Ese historial de canciones que esculpe la memoria se hizo un culto de adoración de una feligresía que lo escucha como una misa diaria. El templo que guarda esa religiosidad musical es el Festival Vallenato, edificado en honor a la leyenda de Francisco el hombre, un triunfo del bien sobre el mal, revelado en la advocación de la virgen del Rosario. Con el ánima conservacionista que le insufló su inspiradora Consuelo Araújo “la cacica”, junto a Alfonso López y Rafael Escalona, trata de seguir su huella al paso del aluvión de vida de las nuevas generaciones. En secreto, el cónclave que maneja los oficios de su ritual es la Fundación de su mismo nombre, institucionalizada para salvaguardar los altares del vallenato auténtico. Hubo un tiempo cuando celebraba lo que vivía, comía y daba al mundo, pero hoy se eleva la protesta de que está manejándose de puertas para dentro, si deciden rendirle homenaje a quien ellos convienen y no al que el pueblo reclama, por su escalonado aporte en el orden de desarrollo de la historia del vallenato; dos de ellos: Jorge Oñate, cuya sola voz inauguró una nueva era, y Alfredo Gutiérrez, quien más ha sembrado notas de acordeón en la floresta del Festival.

Ha llegado este tiempo en que la juglaría transita dos caminos contrarios. Hacia el pasado, la Fundación toma para sí el vallenato y lo vende como un museo estacionario, en donde se reconoce castiza la canción de añoranza y la misma nota canonizada, en lugar de atravesar un puente generacional. Lo que nos hace recordar la célebre canción de Escalona “La custodia de Badillo”, cuyo grito “se la llevaron” no queremos, para seguir adorando esa reliquia vallenata de auténtico valor. De cuyas decisiones y frutos puedan participar los artistas que lo hicieron valioso, y no verlos pasar, algunos sí, física hambre, sin una mínima atención, la que se le brinda con fruición a las dignidades políticas que invitan al Festival.
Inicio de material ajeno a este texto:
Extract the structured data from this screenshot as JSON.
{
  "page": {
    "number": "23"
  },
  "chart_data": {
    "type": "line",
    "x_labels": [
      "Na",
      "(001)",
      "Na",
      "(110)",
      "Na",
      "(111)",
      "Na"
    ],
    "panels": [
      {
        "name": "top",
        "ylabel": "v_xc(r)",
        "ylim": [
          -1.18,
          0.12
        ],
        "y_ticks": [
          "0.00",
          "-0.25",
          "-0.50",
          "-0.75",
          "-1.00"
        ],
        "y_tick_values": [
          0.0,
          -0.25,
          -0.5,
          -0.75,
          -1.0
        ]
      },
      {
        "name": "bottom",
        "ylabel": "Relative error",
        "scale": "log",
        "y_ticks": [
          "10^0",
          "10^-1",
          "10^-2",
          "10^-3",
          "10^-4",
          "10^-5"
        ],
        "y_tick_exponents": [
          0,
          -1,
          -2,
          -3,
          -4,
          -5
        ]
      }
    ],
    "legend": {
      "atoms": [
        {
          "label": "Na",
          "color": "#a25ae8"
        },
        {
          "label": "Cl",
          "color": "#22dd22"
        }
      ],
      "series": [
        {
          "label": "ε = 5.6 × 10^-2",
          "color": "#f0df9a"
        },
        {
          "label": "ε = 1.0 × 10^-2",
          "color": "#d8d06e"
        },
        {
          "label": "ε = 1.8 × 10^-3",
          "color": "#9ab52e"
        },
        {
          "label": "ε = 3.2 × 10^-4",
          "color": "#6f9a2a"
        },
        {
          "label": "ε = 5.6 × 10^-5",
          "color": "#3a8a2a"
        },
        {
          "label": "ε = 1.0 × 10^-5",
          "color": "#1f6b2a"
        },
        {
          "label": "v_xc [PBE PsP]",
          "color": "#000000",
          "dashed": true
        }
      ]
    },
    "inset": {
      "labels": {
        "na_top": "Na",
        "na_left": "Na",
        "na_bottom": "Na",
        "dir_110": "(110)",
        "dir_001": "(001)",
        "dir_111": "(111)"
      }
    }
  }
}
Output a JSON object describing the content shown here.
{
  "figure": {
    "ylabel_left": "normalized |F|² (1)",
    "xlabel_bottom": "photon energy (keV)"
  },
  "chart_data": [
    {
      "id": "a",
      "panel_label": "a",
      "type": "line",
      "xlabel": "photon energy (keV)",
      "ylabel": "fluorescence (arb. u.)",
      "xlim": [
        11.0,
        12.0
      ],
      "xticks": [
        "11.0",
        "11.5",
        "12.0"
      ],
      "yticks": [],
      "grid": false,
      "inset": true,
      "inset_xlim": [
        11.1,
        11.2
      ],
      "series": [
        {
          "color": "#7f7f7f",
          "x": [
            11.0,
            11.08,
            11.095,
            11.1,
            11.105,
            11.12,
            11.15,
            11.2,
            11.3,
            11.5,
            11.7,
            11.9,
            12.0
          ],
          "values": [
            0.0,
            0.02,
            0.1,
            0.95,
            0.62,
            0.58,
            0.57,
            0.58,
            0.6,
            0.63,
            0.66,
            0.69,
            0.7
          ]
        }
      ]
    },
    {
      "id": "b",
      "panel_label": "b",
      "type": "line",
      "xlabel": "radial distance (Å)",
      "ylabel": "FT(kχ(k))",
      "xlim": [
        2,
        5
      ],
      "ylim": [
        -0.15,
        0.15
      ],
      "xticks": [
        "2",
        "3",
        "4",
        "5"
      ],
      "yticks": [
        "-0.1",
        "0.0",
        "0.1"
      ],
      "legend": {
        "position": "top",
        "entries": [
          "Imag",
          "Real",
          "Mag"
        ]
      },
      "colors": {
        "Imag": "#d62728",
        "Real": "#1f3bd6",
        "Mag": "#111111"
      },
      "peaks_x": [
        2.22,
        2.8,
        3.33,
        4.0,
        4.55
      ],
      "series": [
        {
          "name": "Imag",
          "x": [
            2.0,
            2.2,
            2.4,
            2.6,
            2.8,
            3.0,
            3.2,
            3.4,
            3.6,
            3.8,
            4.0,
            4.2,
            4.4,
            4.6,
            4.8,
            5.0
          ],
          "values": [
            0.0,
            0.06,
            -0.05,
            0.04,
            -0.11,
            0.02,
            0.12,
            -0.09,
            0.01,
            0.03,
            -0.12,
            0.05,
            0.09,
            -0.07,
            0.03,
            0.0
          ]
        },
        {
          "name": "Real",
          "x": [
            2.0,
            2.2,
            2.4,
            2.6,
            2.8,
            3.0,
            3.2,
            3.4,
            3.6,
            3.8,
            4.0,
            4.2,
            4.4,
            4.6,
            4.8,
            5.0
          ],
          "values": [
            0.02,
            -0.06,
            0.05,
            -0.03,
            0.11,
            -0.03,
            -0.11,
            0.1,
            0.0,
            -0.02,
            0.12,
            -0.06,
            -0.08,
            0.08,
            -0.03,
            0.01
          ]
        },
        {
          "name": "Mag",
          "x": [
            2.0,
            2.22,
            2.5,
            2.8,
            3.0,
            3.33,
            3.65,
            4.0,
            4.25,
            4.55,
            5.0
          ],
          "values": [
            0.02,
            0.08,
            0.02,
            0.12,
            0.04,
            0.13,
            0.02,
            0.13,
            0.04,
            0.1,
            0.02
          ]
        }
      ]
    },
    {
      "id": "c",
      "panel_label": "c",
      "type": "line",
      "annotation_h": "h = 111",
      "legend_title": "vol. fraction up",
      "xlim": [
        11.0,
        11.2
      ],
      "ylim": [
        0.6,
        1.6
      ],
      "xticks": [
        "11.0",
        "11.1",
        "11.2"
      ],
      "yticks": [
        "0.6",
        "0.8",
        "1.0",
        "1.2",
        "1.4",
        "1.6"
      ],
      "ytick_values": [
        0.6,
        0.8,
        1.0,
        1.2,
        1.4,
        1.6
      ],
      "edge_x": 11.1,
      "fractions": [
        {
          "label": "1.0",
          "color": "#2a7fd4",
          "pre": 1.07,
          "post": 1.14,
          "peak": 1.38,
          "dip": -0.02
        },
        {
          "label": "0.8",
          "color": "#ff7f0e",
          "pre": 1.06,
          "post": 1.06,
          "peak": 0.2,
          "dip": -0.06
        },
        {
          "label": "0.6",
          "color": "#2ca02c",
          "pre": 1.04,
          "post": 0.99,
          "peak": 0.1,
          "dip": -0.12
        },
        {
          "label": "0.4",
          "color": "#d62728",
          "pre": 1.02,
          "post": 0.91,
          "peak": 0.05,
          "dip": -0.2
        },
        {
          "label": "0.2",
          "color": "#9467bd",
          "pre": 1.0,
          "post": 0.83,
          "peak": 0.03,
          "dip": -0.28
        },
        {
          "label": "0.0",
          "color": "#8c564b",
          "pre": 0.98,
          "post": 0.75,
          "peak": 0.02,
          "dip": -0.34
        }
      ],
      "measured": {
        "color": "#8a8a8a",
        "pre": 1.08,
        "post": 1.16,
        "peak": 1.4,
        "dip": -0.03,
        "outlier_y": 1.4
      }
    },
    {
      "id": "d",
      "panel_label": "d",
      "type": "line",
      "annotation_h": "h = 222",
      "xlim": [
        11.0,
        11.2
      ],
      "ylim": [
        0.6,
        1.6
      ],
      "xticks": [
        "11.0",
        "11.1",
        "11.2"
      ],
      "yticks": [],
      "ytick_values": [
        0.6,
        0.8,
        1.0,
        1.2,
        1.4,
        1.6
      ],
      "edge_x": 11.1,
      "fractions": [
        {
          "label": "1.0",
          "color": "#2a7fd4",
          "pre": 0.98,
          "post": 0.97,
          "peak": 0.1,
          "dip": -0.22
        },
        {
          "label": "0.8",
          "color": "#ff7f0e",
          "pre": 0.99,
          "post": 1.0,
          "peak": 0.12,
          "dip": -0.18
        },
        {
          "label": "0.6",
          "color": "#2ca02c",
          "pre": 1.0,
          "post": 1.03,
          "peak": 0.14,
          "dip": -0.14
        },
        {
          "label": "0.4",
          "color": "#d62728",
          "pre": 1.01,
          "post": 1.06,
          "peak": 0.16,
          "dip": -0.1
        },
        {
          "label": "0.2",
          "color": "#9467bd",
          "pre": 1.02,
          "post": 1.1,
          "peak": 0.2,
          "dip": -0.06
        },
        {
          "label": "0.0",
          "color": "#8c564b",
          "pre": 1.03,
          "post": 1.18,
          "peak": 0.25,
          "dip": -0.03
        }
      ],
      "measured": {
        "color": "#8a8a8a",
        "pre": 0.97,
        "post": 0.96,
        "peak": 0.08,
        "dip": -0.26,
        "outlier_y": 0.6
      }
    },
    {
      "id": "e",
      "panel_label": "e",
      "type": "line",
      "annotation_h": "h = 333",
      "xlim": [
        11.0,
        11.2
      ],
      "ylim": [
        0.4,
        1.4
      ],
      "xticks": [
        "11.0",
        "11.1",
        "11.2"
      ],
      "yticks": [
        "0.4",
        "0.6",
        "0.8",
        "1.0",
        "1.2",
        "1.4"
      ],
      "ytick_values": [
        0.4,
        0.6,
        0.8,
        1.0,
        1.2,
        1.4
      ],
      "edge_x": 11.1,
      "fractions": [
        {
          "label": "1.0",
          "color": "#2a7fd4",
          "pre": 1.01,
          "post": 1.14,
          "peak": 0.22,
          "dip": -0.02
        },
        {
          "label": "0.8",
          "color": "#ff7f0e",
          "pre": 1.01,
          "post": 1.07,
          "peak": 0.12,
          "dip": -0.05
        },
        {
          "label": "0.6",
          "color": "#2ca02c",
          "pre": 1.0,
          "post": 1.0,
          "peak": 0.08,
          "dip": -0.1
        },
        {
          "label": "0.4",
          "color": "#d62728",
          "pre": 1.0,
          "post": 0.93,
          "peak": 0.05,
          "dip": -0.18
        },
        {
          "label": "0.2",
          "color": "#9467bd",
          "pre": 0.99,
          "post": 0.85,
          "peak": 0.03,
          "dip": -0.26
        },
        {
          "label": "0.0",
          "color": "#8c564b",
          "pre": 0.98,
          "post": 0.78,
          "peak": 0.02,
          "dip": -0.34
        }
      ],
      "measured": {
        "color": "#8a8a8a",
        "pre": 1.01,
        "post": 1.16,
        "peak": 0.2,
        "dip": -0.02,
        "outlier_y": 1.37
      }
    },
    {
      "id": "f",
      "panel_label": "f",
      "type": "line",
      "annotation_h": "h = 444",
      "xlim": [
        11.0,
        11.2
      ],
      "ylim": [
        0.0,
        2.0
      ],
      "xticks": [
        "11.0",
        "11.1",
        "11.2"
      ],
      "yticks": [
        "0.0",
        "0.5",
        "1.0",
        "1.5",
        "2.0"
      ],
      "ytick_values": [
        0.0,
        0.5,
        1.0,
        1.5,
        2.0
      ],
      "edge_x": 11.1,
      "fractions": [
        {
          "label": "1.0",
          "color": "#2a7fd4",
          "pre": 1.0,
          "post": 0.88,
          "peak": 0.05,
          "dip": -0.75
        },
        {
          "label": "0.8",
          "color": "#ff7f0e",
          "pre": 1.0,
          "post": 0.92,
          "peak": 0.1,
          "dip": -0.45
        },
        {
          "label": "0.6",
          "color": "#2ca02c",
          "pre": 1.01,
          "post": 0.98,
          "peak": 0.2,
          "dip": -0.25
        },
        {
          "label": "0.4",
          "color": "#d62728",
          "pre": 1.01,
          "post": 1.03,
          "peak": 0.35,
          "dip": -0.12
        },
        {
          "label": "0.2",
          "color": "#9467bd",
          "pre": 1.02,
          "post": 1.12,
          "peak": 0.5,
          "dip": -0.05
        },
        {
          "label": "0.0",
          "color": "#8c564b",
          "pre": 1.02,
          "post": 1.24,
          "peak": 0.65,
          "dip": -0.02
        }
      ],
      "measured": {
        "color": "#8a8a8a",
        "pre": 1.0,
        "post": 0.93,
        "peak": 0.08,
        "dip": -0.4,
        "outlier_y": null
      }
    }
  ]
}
En esta época, el vallenato vive la fiebre del oro que atomizó lo que en sus orígenes era matemáticamente un “conjunto”, para abrirse por su cuenta el interés individual, en un proceso de comercialización en el que la voz que anuncia la mercancía es la que se lleva la gran parte de la comisión de venta, sin que importe mucho la conservación de su creación original.

Ahora que llega la época de las vacas flacas se necesita un diálogo entre ese pasado edénico y los grandes problemas que enfrenta nuestra sociedad de hoy, para que el vallenato vuelva a ser la voz de la Colombia profunda que emerge del abandono para hacerse escuchar.